Condenação da Ortobom por Discriminação contra Mulheres
A empresa Ortobom foi condenada a pagar R$ 300 mil em danos morais coletivos devido à discriminação contra mulheres em sua estrutura de gerência. A sentença foi proferida após uma ação civil pública apresentada pelo Ministério Público do Trabalho contra a sede da fabricante de colchões em Arapongas, no Paraná.
A denúncia apontou que, em 2022, todas as 22 gerências e duas subgerências da empresa eram ocupadas exclusivamente por homens. Essa constatação levou à ação judicial, que resultou na condenação da Ortobom. A decisão foi confirmada por unanimidade pela 3ª Turma do Tribunal Superior de Trabalho (TST).
O relator do caso, o ministro Alberto Balazeiro, destacou que a empresa não forneceu uma explicação convincente para a ausência de mulheres em cargos de gerência, especialmente considerando que a cidade de Arapongas tem uma população majoritariamente feminina. Essa falta de representatividade foi vista como uma clara discriminação contra as mulheres.
Até o momento, a assessoria da Ortobom não se pronunciou sobre a condenação. A empresa foi procurada para comentar sobre o posicionamento em relação à decisão do TST, mas não houve resposta.
- A condenação da Ortobom é um exemplo de como a justiça trabalhista pode atuar para combater a discriminação no mercado de trabalho.
- A ausência de mulheres em cargos de gerência é um problema que afeta muitas empresas e setores, e a decisão do TST pode servir como um alerta para que as empresas revisem suas práticas de contratação e promoção.

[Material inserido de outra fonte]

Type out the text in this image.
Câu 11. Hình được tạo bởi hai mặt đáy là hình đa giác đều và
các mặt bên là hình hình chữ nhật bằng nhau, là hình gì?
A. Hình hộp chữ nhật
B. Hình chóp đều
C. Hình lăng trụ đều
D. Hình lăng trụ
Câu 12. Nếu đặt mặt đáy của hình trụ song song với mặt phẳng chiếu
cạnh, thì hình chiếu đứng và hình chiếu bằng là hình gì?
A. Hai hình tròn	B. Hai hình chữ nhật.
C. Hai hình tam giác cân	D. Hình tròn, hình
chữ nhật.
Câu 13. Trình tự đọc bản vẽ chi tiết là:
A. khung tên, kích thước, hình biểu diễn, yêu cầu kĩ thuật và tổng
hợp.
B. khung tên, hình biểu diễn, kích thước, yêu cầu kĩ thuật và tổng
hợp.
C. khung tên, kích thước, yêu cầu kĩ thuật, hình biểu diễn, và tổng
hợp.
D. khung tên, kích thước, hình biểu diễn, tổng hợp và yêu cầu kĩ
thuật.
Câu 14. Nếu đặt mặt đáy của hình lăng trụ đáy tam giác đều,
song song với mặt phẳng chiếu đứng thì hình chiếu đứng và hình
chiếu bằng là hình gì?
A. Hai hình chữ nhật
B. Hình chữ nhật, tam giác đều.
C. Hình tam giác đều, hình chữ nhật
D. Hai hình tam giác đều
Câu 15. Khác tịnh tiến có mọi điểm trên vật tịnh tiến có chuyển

- A luta contra a discriminação no trabalho é um desafio contínuo, e a condenação da Ortobom é um passo importante para promover a igualdade de gênero no mercado de trabalho.
A condenação da Ortobom é um lembrete de que a igualdade de gênero no trabalho é um direito fundamental e que as empresas têm a responsabilidade de promover a diversidade e a inclusão em suas estruturas.